Over the years, how do you feel you have developed in terms of skill and sportsmanship?

“I feel like I have improved my skills throughout the years from working hard at club training and matches, listening to my coaches and spending my summers training out in Phoenix Park with the Dublin Development Squads.

“I also practice in my back garden, use the hurling wall that the club offers to improve target practice and use the pitches to practice my free-taking. I think that the Development Squads have helped me with sportsmanship because after club matches, I would be excited to go over and shake the oppositions’ hands because it meant I could have the chats with my friends from the other clubs.”

What are your aspirations for the future? Would you like to continue playing Dublin camogie?

“My goal is to continue playing camogie with Kilmacud Crokes and keeping fit as I go through sixth year and college.

“It would take a lot of hard work but I would also love to have a chance to continue to be part of Dublin camogie in the future.”

There needs to be greater visibility of female sport. How do you feel women’s sport is treated compared to men’s sport?

“I think it is unfair how it’s treated in comparison to men’s sport because we put the same amount of effort into training and matches. For example, the little support the women get in the All-Ireland final (the biggest achievement as an intercounty team) is sad.

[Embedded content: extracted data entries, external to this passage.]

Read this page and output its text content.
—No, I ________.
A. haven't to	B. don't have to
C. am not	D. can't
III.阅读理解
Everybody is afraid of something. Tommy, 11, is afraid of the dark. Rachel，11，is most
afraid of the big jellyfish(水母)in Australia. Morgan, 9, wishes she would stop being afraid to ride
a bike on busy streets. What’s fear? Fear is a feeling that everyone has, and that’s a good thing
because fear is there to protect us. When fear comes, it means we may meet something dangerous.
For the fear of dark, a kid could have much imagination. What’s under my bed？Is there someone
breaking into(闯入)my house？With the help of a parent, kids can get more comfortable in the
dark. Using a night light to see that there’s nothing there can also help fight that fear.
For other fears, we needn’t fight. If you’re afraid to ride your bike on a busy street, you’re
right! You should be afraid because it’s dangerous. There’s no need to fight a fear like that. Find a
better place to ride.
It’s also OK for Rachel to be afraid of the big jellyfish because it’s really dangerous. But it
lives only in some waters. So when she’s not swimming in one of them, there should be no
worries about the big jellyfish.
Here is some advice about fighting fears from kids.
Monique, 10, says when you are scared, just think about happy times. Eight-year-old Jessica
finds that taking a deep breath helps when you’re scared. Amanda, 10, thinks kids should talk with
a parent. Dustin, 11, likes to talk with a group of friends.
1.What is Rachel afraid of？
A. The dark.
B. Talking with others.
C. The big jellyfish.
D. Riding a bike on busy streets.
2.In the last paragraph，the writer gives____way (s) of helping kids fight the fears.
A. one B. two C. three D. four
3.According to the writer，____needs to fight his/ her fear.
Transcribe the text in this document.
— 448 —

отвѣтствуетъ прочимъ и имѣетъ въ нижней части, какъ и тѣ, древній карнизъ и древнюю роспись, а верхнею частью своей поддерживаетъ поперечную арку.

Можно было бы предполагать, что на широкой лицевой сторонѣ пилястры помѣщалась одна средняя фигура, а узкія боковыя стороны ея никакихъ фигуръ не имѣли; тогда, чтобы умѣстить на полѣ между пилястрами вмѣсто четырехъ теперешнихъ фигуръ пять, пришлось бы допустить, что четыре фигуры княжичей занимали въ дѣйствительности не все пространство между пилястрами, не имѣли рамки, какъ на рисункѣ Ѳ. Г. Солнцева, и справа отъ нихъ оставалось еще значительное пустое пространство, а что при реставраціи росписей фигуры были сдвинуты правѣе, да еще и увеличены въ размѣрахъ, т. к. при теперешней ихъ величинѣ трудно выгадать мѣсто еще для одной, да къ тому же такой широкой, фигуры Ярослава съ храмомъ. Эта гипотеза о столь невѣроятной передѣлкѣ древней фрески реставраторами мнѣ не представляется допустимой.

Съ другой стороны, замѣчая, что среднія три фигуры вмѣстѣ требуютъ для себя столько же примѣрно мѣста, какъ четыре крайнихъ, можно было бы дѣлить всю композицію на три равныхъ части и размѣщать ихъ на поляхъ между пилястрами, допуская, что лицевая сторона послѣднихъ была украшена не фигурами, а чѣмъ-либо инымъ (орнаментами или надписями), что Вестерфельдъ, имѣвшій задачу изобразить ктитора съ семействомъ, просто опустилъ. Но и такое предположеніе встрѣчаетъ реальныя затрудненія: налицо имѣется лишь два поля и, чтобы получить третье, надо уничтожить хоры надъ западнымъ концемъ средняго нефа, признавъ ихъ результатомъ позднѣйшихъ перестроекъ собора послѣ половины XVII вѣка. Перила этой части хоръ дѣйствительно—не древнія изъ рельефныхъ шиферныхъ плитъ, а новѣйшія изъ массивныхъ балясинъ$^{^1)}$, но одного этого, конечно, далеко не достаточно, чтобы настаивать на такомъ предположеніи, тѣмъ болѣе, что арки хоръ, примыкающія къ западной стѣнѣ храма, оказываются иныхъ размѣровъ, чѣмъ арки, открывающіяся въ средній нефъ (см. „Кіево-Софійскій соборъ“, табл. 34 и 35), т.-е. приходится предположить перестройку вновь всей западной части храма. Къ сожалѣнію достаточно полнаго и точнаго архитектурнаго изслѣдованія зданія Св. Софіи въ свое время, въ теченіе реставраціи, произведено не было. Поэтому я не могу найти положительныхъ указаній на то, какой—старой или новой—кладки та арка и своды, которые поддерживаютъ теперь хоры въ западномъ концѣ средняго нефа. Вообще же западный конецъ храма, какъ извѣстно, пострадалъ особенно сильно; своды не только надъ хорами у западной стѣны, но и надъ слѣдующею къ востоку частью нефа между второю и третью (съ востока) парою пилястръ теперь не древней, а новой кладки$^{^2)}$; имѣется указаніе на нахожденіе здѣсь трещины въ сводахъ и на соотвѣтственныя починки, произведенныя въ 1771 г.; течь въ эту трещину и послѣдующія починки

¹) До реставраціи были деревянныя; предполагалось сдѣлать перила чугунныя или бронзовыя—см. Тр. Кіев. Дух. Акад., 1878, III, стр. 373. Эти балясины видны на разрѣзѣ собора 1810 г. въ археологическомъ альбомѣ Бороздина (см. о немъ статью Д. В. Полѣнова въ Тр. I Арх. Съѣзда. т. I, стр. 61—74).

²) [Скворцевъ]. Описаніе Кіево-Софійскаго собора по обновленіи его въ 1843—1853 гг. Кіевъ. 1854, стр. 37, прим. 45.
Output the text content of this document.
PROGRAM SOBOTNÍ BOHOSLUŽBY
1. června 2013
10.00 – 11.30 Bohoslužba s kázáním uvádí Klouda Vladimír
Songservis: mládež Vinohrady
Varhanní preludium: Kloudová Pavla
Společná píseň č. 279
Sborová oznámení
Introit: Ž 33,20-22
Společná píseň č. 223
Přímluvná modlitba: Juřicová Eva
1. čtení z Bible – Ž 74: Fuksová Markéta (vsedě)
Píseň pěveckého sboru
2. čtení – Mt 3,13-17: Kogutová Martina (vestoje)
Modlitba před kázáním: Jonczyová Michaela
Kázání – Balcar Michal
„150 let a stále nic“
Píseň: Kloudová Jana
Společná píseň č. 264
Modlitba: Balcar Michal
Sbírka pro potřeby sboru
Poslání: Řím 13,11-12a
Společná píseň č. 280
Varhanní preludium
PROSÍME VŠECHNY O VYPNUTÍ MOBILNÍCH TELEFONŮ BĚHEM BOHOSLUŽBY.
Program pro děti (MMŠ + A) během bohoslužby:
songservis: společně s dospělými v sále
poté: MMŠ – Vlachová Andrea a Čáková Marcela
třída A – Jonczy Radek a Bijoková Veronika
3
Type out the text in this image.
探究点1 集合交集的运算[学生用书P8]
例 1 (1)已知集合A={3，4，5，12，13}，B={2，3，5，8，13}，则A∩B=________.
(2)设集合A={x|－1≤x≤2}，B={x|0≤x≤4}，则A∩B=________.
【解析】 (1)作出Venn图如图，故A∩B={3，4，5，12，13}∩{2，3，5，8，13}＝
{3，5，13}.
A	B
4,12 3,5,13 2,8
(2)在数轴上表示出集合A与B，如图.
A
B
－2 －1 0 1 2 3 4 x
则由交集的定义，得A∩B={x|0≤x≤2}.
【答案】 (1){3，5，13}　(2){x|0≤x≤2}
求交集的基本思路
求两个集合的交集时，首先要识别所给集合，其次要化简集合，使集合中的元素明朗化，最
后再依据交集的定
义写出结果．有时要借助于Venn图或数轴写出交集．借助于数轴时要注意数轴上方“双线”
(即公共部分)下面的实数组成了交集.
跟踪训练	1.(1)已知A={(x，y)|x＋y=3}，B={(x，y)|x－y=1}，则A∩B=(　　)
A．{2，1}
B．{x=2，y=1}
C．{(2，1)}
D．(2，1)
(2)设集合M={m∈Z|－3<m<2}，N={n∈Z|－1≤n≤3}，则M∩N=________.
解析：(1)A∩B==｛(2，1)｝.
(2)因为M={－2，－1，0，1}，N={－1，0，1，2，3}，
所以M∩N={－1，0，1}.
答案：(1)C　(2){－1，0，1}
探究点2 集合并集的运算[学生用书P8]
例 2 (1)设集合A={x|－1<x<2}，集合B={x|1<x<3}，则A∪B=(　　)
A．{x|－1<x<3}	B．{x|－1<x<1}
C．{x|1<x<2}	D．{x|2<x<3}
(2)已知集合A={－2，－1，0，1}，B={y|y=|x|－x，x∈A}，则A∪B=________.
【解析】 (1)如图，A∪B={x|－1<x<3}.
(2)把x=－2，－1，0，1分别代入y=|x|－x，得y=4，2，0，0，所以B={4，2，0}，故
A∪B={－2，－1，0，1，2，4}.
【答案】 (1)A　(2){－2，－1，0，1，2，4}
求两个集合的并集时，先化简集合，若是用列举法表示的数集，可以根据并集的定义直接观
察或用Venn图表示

“The mens’ tickets are like gold dust and fill the whole of Croke Park and whoever doesn’t get a ticket can watch it on TV. Whereas, many of the ladies’ tickets are given out for free, in order to fill half the stadium, and if you want to watch it on TV it’s difficult. They have played the same amount of matches, done the same hours of training and they don’t get half the credit that the men do.

“On All-Ireland hurling Sunday, you will see the Minor hurling final played in Croke park ahead of the senior final. However, Minor camogie does not feature in Croke Park.”